В глазах зевавшей девочки за первой партой вспыхнуло сострадание.
– Сэр, вы хорошо себя чувствуете?
– Все в порядке, просто немного болит голова. Ничего, пройдет.
Раздался еще один голос. Девочка из заднего ряда спросила:
– А как они выясняли, ведьма это или нет? Что они делали?

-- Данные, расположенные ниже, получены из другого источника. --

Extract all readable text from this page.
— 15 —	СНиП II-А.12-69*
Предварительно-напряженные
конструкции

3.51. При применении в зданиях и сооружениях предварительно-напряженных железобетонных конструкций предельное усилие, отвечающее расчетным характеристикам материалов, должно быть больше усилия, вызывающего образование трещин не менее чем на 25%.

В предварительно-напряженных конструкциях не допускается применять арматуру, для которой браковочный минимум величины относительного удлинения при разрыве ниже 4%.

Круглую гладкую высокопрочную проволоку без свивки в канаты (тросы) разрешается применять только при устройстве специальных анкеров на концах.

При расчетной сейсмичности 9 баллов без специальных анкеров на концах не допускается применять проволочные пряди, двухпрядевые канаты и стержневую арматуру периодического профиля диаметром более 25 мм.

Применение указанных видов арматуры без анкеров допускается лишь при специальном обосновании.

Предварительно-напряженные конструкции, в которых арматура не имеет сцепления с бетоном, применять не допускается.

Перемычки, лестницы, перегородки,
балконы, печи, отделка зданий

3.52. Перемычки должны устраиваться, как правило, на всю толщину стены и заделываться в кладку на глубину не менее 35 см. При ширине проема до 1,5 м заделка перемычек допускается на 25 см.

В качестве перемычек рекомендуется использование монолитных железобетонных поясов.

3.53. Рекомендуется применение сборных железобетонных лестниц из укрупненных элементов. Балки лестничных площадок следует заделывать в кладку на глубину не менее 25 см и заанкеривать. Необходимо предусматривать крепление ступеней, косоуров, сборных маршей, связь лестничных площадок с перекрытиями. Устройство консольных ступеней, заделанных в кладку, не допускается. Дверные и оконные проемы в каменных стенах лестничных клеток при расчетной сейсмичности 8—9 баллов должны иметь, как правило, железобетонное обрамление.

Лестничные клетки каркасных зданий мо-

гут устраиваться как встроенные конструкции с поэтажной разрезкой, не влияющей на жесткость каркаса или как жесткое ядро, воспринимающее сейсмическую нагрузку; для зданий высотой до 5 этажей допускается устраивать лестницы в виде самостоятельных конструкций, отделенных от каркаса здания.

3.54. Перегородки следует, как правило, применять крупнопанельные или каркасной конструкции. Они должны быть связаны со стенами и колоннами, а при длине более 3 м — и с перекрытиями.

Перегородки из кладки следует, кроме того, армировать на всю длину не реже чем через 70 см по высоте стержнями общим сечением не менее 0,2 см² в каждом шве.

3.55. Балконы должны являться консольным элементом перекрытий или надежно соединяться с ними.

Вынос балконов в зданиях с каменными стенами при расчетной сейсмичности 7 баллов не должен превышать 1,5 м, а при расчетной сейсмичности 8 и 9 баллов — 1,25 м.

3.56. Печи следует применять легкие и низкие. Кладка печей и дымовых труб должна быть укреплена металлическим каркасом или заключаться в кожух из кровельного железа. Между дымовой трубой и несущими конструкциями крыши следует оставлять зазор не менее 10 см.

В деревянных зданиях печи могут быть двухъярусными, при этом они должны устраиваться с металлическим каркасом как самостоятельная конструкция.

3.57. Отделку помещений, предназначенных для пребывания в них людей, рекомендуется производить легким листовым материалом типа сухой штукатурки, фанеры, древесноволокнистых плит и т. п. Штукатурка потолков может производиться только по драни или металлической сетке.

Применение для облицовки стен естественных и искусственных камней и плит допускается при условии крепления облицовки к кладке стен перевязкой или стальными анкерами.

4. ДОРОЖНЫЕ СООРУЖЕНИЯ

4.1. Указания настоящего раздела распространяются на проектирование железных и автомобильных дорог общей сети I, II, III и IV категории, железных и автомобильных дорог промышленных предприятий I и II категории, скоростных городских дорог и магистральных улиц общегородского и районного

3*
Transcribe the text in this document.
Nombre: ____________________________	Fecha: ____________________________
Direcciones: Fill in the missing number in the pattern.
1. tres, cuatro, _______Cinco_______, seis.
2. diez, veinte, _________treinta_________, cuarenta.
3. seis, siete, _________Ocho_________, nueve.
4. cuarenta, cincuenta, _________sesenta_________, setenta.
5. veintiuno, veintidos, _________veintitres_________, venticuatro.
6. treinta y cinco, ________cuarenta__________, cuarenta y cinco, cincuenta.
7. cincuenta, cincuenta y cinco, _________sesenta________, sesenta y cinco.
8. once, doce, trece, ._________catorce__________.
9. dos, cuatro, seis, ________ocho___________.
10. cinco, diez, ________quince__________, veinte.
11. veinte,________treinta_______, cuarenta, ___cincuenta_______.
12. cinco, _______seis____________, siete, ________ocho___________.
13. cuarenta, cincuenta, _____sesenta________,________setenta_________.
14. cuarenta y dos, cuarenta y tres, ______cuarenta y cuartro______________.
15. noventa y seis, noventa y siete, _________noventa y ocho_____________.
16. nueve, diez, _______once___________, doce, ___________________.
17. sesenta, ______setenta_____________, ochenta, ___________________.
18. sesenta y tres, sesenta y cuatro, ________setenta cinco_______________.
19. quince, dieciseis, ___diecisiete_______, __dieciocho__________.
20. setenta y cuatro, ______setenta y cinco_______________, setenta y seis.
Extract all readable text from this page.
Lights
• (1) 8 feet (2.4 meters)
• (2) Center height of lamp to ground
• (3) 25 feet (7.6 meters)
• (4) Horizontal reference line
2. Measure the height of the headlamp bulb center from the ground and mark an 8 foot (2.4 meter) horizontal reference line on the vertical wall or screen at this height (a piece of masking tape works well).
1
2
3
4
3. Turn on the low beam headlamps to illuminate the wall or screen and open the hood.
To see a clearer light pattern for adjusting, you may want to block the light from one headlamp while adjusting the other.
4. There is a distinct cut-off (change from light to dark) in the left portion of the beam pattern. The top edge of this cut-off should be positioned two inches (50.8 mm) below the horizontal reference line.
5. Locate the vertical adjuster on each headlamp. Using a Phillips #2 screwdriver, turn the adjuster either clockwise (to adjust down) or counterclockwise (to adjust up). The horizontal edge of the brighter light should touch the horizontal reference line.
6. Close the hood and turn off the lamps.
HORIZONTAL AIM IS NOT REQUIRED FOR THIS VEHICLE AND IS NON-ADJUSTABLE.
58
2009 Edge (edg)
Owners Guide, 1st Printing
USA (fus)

Вопрос бился у меня в голове, точно ворона в темной комнате.
Что они делали?
Что они делали?
Что они делали?
Моя мать была существом сложным и противоречивым, что свойственно многим родителям. Она не чуралась нравоучений, но при этом всей душой любила удовольствия – хорошую еду, музыку, красоты природы. Будучи глубоко религиозной, могла распевать светскую chanson[6] с тем же упоением, с каким возносила молитвы. Почитательница природы, она заметно волновалась всякий раз, когда надо было уехать из замка. Внешне хрупкая, она отличалась стойкостью и упрямством. Я так и не понял, какие из ее странностей возникли вследствие перенесенных ею испытаний, а какие были присущи ей от рождения.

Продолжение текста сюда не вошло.